There's another recent thread about some cleaner called Seafoam. I have no experience with it but others claim it helped their idle. Your problem is gonna be tough without being able to pull that intermittent code, then again not all problems post codes. But since you're getting a SES light that's the best place to start.
I am familiar with the word. The choke serves richen the fuel mixture on a (usually cold) carbureted engine. An IAC has no analogous function. The IAC simply regulates the idle speed at the command of the ECM, and has NO effect on the A/F ratio. It is nice if you know the meaning of the word "analogy", but for the purposes of this thread it would be better if you were familiar with the workings of a choke and of an IAC,
Originally Posted by rick lambert
while you're at it-remember one of my very first posts "the main fan is controlled by the ECM" , twice-not once-but twice you-in your hollier than thou attitude admonished me-said I was wrong!-only to eventually come back and say-"I admitt I didn't check the entire wiring diagram" did I admonish you? NO! learn how to communicate with others and Get a life!
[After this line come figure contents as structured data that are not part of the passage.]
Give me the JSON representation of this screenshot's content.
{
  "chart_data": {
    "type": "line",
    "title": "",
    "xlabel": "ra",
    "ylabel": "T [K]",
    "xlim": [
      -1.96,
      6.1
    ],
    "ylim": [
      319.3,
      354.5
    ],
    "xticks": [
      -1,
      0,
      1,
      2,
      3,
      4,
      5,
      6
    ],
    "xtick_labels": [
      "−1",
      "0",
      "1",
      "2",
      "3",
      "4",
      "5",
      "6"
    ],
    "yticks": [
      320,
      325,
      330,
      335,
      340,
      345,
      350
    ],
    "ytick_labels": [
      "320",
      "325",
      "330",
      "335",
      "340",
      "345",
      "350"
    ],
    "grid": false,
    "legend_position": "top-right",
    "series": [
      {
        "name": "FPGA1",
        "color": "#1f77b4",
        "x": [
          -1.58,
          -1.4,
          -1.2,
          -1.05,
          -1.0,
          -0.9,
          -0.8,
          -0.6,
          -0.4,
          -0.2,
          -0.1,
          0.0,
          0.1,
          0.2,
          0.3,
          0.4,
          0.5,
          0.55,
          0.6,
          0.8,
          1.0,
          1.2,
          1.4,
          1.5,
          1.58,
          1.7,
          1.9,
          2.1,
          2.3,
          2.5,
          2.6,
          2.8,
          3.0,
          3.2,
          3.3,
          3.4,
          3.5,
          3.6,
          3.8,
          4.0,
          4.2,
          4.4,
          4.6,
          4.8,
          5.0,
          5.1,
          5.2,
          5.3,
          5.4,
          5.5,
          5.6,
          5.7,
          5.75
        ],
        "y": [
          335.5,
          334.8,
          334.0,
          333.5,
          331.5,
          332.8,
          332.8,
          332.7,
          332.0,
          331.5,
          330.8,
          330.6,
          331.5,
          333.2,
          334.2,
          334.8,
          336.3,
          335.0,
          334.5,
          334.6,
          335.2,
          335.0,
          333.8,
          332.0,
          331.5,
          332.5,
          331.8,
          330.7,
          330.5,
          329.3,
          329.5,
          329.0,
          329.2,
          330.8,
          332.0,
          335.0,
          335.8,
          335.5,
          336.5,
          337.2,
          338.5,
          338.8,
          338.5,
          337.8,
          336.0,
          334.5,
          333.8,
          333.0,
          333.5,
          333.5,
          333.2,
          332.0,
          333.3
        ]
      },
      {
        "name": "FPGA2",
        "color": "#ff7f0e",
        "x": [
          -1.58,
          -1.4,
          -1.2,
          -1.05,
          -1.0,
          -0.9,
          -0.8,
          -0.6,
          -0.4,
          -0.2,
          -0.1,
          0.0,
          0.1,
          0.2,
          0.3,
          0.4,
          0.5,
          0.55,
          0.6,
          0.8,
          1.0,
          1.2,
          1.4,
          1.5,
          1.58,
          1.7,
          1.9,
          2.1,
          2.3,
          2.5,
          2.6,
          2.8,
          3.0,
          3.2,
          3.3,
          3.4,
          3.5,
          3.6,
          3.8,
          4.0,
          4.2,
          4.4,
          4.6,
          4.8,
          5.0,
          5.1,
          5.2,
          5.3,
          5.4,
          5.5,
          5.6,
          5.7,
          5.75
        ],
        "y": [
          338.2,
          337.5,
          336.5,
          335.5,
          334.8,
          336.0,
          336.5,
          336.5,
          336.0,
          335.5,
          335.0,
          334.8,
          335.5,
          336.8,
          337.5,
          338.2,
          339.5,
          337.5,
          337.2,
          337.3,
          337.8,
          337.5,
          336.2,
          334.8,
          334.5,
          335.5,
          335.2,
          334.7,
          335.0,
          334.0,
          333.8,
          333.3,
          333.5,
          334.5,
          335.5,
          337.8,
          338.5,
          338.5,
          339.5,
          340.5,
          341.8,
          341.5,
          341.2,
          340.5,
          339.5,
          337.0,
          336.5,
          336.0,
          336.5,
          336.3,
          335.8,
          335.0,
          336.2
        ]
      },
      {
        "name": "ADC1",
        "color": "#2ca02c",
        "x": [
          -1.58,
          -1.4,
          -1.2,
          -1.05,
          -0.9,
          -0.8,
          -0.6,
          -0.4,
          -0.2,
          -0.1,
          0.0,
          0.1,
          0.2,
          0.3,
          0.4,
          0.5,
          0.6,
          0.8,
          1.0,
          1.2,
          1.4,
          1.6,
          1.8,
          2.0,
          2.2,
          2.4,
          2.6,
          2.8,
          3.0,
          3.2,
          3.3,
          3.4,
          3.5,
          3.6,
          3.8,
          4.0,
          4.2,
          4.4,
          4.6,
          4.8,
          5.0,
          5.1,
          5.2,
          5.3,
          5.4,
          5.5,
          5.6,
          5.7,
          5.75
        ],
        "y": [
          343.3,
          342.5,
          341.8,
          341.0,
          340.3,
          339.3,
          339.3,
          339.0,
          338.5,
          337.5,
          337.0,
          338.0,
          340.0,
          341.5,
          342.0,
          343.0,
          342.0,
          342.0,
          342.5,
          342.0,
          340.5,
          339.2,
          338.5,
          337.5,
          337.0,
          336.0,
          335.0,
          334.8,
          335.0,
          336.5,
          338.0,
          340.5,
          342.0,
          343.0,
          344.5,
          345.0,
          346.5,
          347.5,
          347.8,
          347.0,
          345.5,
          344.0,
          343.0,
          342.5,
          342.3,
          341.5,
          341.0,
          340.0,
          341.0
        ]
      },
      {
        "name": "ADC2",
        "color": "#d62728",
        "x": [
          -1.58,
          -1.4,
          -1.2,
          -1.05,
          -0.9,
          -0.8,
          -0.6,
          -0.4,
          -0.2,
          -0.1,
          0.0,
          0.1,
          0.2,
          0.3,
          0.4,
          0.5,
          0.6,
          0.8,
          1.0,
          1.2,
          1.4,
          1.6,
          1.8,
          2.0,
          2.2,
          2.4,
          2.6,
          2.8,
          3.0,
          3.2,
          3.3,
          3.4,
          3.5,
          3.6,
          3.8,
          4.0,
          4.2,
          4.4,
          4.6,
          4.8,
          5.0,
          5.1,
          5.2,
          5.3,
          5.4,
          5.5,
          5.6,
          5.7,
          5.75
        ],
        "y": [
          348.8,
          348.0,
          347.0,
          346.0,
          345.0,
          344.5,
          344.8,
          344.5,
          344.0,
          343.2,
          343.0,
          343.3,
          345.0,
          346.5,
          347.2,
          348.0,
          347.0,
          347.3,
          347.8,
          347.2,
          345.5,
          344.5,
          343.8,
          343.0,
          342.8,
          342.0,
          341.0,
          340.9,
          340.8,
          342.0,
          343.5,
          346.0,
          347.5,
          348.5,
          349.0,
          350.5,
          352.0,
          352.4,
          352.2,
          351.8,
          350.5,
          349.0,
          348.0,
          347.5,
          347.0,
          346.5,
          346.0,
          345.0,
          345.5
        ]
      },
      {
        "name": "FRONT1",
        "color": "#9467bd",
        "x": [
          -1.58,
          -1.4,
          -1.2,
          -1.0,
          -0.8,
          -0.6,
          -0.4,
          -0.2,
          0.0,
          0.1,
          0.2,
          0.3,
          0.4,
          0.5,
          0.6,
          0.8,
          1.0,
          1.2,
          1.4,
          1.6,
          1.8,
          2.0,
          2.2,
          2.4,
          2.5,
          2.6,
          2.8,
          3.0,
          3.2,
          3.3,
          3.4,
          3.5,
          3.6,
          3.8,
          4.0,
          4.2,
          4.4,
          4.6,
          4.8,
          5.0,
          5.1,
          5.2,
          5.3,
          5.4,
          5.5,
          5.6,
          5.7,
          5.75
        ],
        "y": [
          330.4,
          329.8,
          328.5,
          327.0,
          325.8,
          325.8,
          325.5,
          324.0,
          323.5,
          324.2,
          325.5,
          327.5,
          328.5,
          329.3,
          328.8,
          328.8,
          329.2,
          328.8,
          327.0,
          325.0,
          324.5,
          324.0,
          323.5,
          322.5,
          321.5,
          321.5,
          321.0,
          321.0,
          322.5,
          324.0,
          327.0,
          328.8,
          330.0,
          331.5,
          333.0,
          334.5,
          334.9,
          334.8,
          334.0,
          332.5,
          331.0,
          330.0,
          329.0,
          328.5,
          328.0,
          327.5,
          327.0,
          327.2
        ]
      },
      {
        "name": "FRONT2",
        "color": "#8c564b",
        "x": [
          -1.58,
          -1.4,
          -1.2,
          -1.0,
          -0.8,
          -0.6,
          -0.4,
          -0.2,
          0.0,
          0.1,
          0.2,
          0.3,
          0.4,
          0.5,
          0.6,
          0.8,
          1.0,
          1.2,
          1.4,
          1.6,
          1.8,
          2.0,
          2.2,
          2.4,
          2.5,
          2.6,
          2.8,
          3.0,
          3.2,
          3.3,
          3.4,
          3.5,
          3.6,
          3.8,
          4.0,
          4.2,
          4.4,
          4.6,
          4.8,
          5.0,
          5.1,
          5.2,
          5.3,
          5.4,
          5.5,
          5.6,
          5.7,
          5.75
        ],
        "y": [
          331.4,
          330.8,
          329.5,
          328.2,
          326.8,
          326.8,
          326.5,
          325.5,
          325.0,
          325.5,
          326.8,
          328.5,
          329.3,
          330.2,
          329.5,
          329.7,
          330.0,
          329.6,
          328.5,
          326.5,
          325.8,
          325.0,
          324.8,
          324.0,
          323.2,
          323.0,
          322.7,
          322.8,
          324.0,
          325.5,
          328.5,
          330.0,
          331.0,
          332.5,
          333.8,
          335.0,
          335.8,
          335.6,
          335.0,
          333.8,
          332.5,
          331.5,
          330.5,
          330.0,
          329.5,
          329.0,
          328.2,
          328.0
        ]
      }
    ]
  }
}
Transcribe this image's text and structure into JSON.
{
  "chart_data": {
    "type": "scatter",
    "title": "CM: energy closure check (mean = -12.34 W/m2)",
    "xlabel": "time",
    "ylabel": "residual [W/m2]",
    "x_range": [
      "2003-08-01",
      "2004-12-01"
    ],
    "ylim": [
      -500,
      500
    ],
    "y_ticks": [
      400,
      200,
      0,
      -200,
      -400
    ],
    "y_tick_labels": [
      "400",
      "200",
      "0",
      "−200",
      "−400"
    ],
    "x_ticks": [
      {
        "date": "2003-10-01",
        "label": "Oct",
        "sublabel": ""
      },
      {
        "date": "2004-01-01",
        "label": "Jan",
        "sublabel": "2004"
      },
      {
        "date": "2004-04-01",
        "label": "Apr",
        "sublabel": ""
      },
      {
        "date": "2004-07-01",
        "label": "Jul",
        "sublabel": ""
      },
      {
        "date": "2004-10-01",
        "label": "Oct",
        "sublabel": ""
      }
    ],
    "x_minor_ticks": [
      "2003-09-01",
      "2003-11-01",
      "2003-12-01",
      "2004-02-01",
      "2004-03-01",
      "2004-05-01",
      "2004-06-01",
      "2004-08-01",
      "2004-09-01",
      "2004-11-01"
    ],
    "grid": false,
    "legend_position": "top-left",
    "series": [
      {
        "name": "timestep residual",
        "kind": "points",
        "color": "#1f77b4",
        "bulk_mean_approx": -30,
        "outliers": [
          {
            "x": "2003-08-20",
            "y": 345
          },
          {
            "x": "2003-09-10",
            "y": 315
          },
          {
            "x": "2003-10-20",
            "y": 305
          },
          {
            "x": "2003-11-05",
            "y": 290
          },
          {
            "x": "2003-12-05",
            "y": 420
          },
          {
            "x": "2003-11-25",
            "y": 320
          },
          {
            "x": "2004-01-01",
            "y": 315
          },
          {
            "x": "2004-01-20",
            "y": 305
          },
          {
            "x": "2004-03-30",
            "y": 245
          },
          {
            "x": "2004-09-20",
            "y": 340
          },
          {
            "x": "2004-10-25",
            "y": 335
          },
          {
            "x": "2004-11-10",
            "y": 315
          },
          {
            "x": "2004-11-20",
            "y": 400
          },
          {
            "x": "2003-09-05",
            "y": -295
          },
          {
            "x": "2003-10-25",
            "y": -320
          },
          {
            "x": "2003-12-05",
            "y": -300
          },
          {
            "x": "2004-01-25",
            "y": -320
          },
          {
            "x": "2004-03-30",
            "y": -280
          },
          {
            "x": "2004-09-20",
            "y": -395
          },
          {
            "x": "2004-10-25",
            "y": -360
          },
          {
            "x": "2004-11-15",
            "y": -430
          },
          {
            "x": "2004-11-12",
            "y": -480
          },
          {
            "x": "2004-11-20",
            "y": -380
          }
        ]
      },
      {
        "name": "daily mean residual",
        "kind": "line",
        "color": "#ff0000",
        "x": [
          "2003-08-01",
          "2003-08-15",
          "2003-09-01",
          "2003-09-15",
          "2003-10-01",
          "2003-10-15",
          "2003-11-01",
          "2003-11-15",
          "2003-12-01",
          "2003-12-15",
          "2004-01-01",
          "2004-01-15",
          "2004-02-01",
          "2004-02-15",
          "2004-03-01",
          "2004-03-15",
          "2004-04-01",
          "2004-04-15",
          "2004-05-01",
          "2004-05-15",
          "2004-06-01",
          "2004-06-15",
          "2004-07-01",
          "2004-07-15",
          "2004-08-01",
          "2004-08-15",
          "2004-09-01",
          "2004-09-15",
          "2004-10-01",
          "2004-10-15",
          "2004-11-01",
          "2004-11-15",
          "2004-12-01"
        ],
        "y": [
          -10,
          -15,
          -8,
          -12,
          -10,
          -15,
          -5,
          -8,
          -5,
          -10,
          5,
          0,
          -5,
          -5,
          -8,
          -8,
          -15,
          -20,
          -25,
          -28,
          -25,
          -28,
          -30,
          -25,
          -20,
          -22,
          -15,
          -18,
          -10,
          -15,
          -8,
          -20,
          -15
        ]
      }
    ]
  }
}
Certainly I make mistakes. I have no recollection of what you have put in quotation marks as me having posted. You MIGHT be referring to a typo, because it has been burned into my brain for quite some time that the main fans on ALL C4s are controlled by the ECM, except for the 1984. And if I spelled "admitt" with two "Ts" as you have quoted me, it surely was a typo.
@cfi in particular. I appreciate that you're trying to help me. If not the IAC then what direction do you believe would be better to go in?
I am not saying that the problem isn't or can't be the IAC. In fact I think it is quite likely that the IAC is the cause. I merely corrected the comment that the IAC acted like a choke and that the IAC could change the A/F mixture, which is the purpose of a choke. It can't.
to be perfectly fair, I didn't know what a choke is. I have no understanding of carburation so I figure the point is moot.
So thanks Mo... I wasn't tricked by an improper analogy cause I couldn't key in on improper usage of a car term. No problems.
IAC won't get checked until this weekend at earliest. I'll definately revive the thread when I have more news.
Leaky injector btw.... that's something that I haven't ever thought of. Is that common on these cars? Bad?
Well, it sounds like we're all in agreement that the IAC is the most likely culprit.
illinest, to answer your last question about injectors, whether on vettes or anyother car,they can leak, simply because of age, or infact some new injectors may also leak. Because the majority of discussion here is about vettes we hear alot about leaky injectors-or suspected leaky injectors. It's very easy to check, you simply need a fuel pressure guage. You connect the pressure guage to the schrader valve on the fuel rail,turn the key to the on position and (if the relay is working properly) watch the system pressurize-it should reach somewhere in the 40 range-then you shut the key off and watch the pressure guage-if it drops rapidly, that is a sign pointing to a leaky injector(s). Good luck with the IAC-and let us know.